As a woman over the age of 50, I know first-hand how challenging it can be to maintain fitness. For example, my body doesn’t require the same number of calories as it did when I was younger, but I still need to get enough nutrients. There’s no getting around it, as we age, our bodies, minds, and lives change, and so does what we need to maintain fitness.
Healthy eating, regular exercise, and physical activity are the foundation for fitness after 50.
Aging increases the risk of developing chronic diseases but physical activity can delay or prevent many of them, including heart disease, type 2 diabetes, dementia, and some cancers. Being physically active can also improve mental health, help you sleep better, feel better, and maintain the ability to live independently.
When I was younger, my goals for working out were primarily to maintain weight. Now weight maintenance is a secondary goal, and functional fitness is primary.

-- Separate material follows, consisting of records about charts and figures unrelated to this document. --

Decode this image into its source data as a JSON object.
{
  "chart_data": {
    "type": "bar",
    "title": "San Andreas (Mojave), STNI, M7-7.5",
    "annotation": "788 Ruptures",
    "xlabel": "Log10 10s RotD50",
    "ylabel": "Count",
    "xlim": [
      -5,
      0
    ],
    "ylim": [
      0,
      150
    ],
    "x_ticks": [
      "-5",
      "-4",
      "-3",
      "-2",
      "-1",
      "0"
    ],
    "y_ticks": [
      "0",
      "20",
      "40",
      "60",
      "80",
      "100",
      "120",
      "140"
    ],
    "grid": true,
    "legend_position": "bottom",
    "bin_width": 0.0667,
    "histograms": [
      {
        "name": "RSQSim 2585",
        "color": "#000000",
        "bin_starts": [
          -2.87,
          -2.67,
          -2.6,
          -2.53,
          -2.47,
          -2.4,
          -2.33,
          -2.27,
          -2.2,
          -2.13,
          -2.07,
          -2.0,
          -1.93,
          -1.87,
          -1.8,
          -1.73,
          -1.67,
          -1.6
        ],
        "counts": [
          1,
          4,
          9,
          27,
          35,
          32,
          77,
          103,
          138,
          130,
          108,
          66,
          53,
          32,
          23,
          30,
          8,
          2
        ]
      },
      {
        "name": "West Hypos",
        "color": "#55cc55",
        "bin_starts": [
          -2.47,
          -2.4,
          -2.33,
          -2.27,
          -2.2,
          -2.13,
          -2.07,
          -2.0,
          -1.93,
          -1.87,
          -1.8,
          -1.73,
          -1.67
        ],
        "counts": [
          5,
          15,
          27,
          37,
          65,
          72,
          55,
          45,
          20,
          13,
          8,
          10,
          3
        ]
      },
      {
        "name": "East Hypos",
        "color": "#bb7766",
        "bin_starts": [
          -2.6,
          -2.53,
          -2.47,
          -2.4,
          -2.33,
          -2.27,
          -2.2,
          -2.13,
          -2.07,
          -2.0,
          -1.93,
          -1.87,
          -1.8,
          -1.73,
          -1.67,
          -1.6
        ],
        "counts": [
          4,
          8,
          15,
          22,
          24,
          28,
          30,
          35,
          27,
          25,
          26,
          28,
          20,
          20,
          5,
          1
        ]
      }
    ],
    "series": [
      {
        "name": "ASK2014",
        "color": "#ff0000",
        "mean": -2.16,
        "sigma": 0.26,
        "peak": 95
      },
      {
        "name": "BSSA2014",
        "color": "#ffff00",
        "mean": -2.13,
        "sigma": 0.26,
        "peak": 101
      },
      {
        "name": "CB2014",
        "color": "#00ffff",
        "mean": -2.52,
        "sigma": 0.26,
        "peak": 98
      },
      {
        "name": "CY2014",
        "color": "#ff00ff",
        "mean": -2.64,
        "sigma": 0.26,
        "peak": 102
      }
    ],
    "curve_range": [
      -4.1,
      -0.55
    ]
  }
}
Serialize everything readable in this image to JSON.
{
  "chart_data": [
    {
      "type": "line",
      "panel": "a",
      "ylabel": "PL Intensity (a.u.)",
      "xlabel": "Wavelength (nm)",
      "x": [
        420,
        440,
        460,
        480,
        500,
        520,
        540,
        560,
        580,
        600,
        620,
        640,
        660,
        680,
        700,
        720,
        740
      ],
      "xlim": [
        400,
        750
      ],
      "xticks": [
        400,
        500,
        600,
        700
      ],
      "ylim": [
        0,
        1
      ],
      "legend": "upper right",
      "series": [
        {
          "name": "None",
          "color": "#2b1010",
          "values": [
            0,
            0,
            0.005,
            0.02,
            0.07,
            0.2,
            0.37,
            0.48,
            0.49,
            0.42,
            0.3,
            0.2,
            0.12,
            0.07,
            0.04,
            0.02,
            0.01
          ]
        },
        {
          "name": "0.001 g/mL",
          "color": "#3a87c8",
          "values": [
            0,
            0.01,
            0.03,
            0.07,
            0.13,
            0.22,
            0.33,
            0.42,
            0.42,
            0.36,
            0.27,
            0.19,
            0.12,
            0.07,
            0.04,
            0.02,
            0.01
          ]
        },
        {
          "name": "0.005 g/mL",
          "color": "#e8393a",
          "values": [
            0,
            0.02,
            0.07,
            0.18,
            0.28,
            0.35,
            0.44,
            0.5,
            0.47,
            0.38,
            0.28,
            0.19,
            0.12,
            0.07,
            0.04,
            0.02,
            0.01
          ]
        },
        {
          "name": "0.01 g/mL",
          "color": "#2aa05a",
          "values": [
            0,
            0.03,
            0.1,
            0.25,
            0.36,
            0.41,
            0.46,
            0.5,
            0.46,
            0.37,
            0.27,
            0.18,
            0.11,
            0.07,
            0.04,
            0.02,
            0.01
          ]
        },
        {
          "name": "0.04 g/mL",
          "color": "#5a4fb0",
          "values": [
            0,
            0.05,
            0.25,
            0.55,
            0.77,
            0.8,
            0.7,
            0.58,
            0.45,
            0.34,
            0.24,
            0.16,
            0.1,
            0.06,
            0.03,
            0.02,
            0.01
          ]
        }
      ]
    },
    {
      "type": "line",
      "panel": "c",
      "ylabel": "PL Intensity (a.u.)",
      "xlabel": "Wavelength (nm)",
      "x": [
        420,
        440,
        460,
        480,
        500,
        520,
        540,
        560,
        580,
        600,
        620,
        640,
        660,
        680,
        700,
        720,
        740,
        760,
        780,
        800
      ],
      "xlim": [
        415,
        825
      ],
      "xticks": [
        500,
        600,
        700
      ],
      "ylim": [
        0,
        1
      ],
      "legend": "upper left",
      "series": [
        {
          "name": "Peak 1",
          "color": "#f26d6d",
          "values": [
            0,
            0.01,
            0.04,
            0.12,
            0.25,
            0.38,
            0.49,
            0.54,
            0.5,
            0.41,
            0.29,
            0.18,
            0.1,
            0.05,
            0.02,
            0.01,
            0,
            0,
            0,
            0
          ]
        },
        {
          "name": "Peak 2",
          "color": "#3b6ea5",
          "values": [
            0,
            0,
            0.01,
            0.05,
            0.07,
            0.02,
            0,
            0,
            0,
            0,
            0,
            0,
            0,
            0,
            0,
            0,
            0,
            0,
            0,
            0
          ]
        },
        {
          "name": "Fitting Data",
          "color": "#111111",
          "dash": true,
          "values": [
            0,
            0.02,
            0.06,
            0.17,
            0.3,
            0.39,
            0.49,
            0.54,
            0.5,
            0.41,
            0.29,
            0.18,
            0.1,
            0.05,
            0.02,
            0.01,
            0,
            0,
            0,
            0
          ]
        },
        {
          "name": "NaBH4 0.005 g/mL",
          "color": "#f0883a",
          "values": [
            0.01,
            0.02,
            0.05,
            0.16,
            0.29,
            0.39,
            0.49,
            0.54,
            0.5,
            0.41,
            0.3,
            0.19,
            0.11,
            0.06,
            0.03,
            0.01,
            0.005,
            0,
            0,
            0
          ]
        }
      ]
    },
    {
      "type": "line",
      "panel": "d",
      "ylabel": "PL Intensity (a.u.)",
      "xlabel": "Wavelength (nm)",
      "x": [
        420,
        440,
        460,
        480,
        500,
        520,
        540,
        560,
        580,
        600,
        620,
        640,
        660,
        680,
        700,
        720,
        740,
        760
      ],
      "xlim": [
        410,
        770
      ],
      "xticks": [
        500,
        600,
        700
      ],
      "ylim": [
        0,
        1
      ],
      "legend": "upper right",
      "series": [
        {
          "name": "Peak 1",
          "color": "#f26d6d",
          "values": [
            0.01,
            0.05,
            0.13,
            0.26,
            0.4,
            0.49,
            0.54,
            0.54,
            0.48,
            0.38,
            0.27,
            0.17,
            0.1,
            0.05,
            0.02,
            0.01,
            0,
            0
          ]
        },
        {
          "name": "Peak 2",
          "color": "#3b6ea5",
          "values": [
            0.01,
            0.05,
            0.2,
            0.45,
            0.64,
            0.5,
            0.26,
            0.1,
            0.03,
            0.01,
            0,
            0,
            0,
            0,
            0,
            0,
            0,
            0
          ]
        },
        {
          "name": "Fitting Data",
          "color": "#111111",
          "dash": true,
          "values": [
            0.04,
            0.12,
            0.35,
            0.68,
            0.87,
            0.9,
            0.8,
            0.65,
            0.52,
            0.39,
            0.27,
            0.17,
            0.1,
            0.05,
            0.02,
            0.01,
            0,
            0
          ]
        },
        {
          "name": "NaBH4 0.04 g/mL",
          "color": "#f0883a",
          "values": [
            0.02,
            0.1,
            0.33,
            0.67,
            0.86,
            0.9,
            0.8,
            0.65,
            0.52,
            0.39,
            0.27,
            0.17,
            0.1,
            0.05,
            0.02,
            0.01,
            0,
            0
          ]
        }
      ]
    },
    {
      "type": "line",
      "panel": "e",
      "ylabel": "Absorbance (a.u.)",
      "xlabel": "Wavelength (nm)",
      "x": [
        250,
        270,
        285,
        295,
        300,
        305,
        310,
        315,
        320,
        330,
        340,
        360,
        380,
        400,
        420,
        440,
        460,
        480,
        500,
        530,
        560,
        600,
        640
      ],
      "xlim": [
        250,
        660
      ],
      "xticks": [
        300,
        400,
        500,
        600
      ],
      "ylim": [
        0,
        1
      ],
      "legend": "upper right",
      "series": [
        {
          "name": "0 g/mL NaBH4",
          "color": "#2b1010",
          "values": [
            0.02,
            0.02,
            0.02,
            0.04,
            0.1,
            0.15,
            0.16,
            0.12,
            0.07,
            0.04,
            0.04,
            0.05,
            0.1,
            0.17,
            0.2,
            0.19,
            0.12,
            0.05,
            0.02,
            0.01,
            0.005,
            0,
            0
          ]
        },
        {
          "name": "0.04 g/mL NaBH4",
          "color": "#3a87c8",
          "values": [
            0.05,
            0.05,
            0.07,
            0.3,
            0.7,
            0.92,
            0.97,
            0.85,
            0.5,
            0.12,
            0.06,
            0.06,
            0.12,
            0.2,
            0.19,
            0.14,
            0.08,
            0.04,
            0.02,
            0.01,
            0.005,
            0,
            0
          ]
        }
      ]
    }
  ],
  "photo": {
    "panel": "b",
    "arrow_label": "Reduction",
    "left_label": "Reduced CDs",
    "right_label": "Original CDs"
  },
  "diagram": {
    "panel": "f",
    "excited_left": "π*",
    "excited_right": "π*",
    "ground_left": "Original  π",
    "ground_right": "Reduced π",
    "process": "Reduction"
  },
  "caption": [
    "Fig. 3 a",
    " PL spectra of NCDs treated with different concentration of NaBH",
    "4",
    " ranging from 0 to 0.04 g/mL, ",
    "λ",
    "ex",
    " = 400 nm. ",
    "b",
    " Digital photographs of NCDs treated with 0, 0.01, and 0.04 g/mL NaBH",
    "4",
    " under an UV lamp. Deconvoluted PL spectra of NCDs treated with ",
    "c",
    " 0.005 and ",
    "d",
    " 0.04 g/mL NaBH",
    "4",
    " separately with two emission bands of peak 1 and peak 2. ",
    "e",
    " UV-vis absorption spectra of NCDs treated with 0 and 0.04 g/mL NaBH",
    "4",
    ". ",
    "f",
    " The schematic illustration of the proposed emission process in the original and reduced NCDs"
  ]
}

Functional fitness is training your body to handle real-life situations. For me, functional fitness means maintaining my balance and not hitting the ground when I trip on an uneven sidewalk. As a frequent flyer, it also means lifting my suitcase into the overhead bin or pulling it off the baggage carousel.
Exercise and physical activity fall into four basic categories—endurance, strength, balance, and flexibility. Regularly including all four types of exercise will give you a wide range of real-life benefits.
Building your endurance makes it easier to carry out many of your everyday activities. Endurance exercises include brisk walking or jogging, yard work (mowing, raking, digging), and dancing.